The events and activities sponsored by CC&E partner the arts with place and civic life. This work is based on the principle that culture is not a permanent edifice but rather a process tied to the natural world and sustained through continuing acts of creativity and imagination. The program encourages citizens and students to involve the arts in the tasks of building the human and bioregional community.
The Program in Community, Culture and Environment offers opportunities for cooperation and learning that go beyond the university. Encouraging diverse stakeholders to work together in cooperative ways, the program supports interactive learning that involves the leaders of community and cultural organizations with citizens and students. Workshops, symposia, exhibitions, issue forums and other sponsored activities provide opportunities for citizens to engage each other in collaborative teaching-learning.
As part of the emphasis on environment, CC&E supports courses of instruction, workshops, issue forums, conferences, and exhibits that help students, residents, and professionals conceptualize interdisciplinary solutions for the challenges of sustainable living. This work is based on the guiding principle that conceptual strategies promoting inclusive policy forums are preferable to single issue approaches.

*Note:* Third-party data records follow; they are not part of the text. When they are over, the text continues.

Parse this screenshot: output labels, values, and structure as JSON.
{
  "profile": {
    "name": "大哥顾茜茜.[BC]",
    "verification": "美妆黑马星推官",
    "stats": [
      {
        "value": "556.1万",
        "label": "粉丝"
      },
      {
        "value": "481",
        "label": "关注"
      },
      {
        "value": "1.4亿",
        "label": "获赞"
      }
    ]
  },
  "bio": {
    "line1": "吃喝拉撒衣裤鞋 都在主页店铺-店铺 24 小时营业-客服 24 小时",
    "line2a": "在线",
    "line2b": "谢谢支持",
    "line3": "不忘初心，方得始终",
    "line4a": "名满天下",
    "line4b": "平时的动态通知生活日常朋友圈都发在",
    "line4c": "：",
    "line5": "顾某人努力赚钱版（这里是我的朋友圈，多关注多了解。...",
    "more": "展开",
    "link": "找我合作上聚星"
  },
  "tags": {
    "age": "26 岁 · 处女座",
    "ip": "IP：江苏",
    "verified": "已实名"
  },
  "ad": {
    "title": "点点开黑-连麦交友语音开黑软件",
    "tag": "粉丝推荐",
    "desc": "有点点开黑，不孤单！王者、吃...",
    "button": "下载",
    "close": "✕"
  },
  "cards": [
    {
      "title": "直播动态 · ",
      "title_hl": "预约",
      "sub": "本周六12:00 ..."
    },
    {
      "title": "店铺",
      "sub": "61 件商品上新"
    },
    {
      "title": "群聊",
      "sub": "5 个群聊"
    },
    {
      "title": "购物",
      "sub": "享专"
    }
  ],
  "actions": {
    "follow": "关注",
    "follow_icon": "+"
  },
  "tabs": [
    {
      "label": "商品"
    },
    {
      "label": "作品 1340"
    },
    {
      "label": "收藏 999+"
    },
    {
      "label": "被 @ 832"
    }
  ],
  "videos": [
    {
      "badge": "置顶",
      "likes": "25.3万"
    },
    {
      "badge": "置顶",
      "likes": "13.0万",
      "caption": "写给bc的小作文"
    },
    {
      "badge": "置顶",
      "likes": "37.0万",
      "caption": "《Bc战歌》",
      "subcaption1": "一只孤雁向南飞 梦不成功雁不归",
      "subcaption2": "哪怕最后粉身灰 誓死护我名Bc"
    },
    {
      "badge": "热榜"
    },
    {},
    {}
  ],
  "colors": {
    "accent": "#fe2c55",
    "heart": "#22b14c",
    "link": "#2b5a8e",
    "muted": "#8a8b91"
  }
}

In July, 2008, the program welcomed Dr. Rom Coles as the new Frances B. McAllister Chair and Director of Community, Culture and Environment, following the completion of Dr. Max Oelschlaeger's work as CC&E's first McAllister Chair and Director. Dr. Coles holds a Ph.D. in Political Science from the University of Massachusetts. He received an M.A. in Political Science from Western Washington University and earned a B.S. in Social Impact Assessment/Human Ecology from the Huxley College of Environmental Studies at Western Washington University. His publications over the past five years include his books Beyond Gated Politics: Reflections for the Possibility of Democracy (University of Minnesota Press, 2005) and Christianity, Democracy, and the Radical Ordinary: Conversations Between a Radical Democrat and a Christian, with Stanley Hauerwas (Wipf and Stock, November, 2007) as well a number of articles and book chapters. His most recent works are the forthcoming “Long Live the Weeds and the Wilderness Yet: Reflections on A Secular Age”, with Stanley Hauerwas (in Modern Theology) and “To Make This Emergence Articulate: The Beautiful, the Tragic-Sublime, the Good, and the Shapes of Common Practice”, Naming Goodness, Judging Goodness (University of Chicago Press, 2009).
The McAllister Chair is housed in the College of Social and Behavioral Sciences at Northern Arizona University. The Program in Community, Culture and Environment is coordinated by Tamara Ramirez. Leah Mundell, Jason Lowry, and James Worden are Community Based Research Associates.